Furthermore, the Singapore government is always raising taxes on cigarettes every few years, and I do not forsee the tax increases to stop.

By saving $1,980 a year, the money could be spent on a couple holiday around Taiwan and we would still have some spare cash left over.  If you are a fresh grad out of polytechnic, earning $1800 a month, that expenditure on cigarettes is almost 1 month of your salary.  If you are an executive with a degree, that amount would be equivalent to 0.5 – 0.7 months of your bonus.  If you are a super-rich baller, think of the health complications that are looming like dark clouds in your distant future, ready to prevent you from having fun with all your hard earned money!  If you are an investor, look at the opportunity costs worked out below:

2 investors, 1 smoker, 1 a non-smoker.

Smoker invests : $5,000 a year

Non-smoker invests: $5,000 + $1,980 = $6,980 a year

Using S&P500 index, annualised about 7.6% in 10 years.

The smoker will add an additional $5,000 to his investments annually, while the Non-smoker adds an additional $6,980 to his investments annually.

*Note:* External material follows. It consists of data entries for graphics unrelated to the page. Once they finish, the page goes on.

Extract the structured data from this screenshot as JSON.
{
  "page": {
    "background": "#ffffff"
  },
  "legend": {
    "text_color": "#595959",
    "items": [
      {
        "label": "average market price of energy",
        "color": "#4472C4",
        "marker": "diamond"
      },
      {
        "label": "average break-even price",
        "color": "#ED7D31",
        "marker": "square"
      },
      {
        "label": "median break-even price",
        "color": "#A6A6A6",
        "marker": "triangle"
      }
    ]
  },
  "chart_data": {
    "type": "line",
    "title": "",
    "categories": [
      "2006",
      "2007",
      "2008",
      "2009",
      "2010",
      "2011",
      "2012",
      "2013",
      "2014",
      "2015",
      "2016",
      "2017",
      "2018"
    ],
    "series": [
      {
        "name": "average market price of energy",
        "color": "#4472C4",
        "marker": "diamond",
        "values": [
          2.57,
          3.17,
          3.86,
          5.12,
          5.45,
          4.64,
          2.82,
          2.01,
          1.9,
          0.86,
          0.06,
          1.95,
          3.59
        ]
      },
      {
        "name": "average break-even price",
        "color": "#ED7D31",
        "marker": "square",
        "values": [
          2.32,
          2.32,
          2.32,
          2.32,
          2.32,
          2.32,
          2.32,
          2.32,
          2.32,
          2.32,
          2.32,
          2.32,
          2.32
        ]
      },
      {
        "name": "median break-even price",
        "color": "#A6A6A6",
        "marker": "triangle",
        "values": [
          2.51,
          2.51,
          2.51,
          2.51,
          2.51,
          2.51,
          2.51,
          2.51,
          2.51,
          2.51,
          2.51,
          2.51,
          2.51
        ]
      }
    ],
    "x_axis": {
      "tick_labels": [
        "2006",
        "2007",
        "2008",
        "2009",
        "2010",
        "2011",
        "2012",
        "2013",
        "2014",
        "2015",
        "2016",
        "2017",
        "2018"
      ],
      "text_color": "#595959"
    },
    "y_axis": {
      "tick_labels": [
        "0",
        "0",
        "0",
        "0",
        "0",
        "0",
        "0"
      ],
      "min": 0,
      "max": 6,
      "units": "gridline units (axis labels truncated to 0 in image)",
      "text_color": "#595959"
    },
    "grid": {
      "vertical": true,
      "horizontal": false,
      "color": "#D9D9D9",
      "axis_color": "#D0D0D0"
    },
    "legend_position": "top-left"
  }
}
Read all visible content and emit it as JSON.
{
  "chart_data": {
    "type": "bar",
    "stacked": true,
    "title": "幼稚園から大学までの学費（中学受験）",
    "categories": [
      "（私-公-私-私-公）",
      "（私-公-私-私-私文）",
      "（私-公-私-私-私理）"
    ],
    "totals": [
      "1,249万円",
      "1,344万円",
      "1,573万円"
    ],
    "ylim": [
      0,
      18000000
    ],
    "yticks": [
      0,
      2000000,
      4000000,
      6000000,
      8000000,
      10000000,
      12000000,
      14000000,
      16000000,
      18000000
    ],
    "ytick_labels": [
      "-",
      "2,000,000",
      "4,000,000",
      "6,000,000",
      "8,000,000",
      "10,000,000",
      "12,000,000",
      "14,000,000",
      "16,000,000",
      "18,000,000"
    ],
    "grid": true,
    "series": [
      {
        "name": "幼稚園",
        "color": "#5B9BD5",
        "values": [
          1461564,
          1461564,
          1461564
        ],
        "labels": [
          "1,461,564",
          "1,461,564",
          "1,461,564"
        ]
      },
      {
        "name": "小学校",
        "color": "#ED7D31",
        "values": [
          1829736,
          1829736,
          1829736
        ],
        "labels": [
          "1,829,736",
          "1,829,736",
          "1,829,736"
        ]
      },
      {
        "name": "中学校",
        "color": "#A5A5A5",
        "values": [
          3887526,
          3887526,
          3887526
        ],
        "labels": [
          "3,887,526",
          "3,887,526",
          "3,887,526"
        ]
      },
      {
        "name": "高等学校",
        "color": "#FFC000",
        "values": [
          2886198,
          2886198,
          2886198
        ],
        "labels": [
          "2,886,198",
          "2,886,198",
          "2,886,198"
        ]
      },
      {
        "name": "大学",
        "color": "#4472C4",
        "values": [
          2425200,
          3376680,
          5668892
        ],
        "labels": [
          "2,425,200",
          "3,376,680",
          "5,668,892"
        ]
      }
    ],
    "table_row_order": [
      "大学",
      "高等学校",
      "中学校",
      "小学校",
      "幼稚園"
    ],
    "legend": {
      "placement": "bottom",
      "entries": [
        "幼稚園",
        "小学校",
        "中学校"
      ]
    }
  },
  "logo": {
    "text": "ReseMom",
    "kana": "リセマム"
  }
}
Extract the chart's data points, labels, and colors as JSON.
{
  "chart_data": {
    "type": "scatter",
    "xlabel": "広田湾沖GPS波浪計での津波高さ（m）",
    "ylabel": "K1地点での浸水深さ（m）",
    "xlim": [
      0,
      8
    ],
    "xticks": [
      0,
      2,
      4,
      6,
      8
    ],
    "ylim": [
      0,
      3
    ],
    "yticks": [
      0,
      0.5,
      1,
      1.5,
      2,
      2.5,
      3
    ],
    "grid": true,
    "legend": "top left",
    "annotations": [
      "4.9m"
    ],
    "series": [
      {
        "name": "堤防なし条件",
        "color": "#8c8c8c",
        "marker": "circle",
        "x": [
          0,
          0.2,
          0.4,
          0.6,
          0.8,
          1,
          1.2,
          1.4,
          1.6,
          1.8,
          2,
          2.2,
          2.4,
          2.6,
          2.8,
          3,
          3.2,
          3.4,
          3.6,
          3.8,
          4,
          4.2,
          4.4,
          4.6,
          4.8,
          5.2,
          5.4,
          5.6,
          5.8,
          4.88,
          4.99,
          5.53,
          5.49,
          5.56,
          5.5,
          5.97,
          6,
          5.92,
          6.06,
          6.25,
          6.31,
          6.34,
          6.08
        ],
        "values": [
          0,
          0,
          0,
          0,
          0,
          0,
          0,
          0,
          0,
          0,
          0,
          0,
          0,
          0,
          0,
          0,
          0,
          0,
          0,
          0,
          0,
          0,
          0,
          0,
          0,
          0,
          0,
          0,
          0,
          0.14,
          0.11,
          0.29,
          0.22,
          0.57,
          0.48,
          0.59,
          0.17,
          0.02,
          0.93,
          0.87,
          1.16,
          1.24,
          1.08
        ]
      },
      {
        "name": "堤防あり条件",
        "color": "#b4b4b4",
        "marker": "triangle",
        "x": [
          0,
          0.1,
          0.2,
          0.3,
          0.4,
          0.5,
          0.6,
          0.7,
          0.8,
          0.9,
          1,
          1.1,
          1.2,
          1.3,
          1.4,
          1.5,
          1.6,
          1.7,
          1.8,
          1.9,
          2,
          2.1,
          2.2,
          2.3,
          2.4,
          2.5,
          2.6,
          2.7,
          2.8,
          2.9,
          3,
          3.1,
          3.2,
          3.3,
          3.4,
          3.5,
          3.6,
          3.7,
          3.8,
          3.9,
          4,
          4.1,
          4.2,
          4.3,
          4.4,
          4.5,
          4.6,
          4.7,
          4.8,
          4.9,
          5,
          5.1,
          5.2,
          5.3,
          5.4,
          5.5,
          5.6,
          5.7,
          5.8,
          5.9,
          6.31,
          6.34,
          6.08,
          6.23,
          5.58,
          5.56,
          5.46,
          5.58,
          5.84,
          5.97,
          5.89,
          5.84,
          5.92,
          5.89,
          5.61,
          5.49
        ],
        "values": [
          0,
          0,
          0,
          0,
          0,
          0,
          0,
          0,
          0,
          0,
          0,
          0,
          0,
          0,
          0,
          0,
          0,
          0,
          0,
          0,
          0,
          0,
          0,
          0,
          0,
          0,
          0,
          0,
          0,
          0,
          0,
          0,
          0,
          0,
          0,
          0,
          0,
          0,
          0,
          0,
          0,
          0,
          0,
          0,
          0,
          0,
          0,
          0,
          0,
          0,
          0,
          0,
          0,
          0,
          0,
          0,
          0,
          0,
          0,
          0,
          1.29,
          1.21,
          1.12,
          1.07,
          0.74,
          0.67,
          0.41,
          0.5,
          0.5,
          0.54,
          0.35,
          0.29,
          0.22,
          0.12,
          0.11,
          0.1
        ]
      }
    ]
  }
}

After 10 years their investments become:

Smoker : $71,071.34

Non smoker: $99,215.59

Difference = $28,144.25

Assuming annualised returns remains the same for 20 years,

Smoker : $218,919.95

Non smoker: $305,612.25

Difference = $86,692.30

 

Of course, this is just an oversimplified calculation, but I am sure you get the idea.  We must train our minds to really see long term and not give in to short term gratification.  Even with this arguments presented, many people reading this will still not quit. Try cutting down first, try taking nicotine gum or patches, then cut down on the nicotine intake, and finally wean yourself off the addiction. Cutting down your nicotine intake is already a good start!

Thanks to the Gf knocking some sense into me, I have stubbed out before my cash and health both go up in smoke.